Whispers in the dark. Blood-soaked branches. Celtic artifacts gone missing.
A woman—me, Sophie thought—left for dead in a cold, dank cave.
Suppressing a shudder, she made her way onto the concrete pier. Tim had managed to avoid her for months, but he wouldn’t today. She moved fast, determined to get to him before he could jump into his boat and be off.
When she reached him, she made a stab at being conversational. “Hey, Tim, it’s good to see you.” She pointed up at the fading rainbow. “Did you notice the rainbow just now?”
“If you want me to take you to chase a pot of gold, the answer is no.”
“I’m not chasing anything.”
“You’re always chasing something.” He yanked on a thick rope with his callused hands and didn’t look at her as he spoke in his heavy Kerry accent. “How are you, Sophie?”

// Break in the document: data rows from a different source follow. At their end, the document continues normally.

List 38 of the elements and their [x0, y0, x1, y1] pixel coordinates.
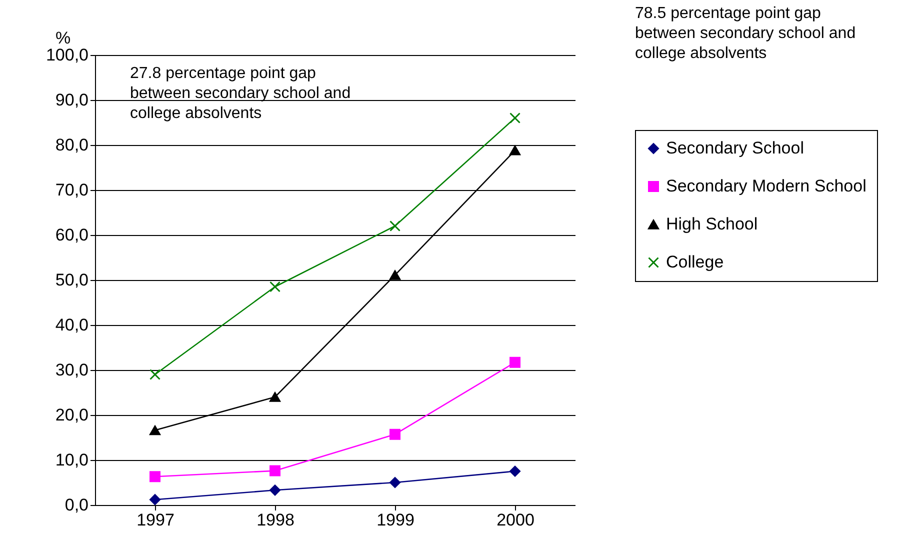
- point: [390, 428, 400, 440]
- legend-label: Secondary Modern School: [666, 176, 866, 196]
- point: [390, 270, 400, 280]
- point: [510, 356, 520, 368]
- point: [510, 466, 520, 477]
- point: [510, 112, 520, 124]
- point: [150, 369, 160, 380]
- y-tick-label: 30,0: [55, 360, 88, 380]
- point: [510, 146, 520, 156]
- point: [270, 465, 280, 476]
- legend-label: Secondary School: [666, 138, 804, 158]
- point: [270, 392, 280, 402]
- point: [150, 471, 160, 482]
- text: 78.5 percentage point gap between secondary school and college absolvents: [635, 5, 856, 62]
- point: [150, 425, 160, 436]
- point: [390, 220, 400, 232]
- y-tick-label: 10,0: [55, 450, 88, 470]
- x-tick-label: 1997: [136, 510, 174, 530]
- x-tick-label: 1999: [376, 510, 414, 530]
- y-tick-label: 90,0: [55, 90, 88, 110]
- y-tick-label: 40,0: [55, 316, 88, 334]
- point: [270, 484, 280, 496]
- point: [390, 477, 400, 488]
- y-tick-label: 70,0: [55, 180, 88, 200]
- legend-label: High School: [666, 214, 758, 234]
- y-tick-label: 100,0: [46, 46, 88, 64]
- y-tick-label: 50,0: [55, 270, 88, 290]
- x-tick-label: 2000: [496, 510, 534, 530]
- legend-label: College: [666, 252, 724, 272]
- y-tick-label: 20,0: [55, 406, 88, 424]
- y-tick-label: 0,0: [64, 496, 88, 514]
- annotation: 27.8 percentage point gap between secondary school and college absolvents: [130, 65, 351, 122]
- x-tick-label: 1998: [256, 510, 294, 530]
- point: [270, 281, 280, 292]
- point: [150, 494, 160, 506]
- y-axis-title: %: [56, 28, 71, 48]
- y-tick-label: 60,0: [55, 226, 88, 244]
- y-tick-label: 80,0: [55, 136, 88, 154]
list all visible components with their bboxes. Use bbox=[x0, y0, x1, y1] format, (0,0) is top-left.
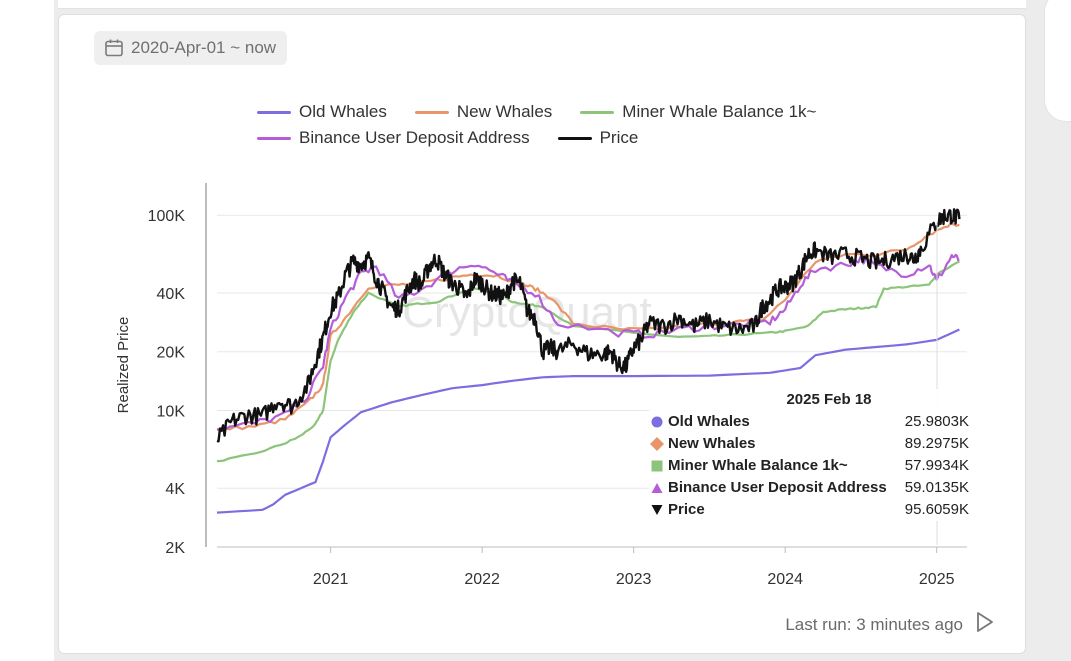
legend-label-old-whales: Old Whales bbox=[299, 102, 387, 121]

“Doing great.” It was close enough to the truth. “I gave up my apartment in Cork and moved into our family house in Kenmare. My parents and sister will be here later today. I’ve been here two weeks. I thought I’d run into you by now.”
“Ah-huh.”
“Have you been seeing to it I didn’t?”
“Just doing my work.”
“I’ve been back and forth to Cork and Dublin a fair amount. My father’s family is originally from Kenmare. I’ve told you that, haven’t I?”
“Along the way, yes.” His tone suggested that playing on their common Irish roots would have no effect on him.
“Taryn’s only staying for a night or two, but my folks will be here for at least a month.”
“You’re going back to Boston,” Tim said.
“Ah, so you have been keeping tabs on me.”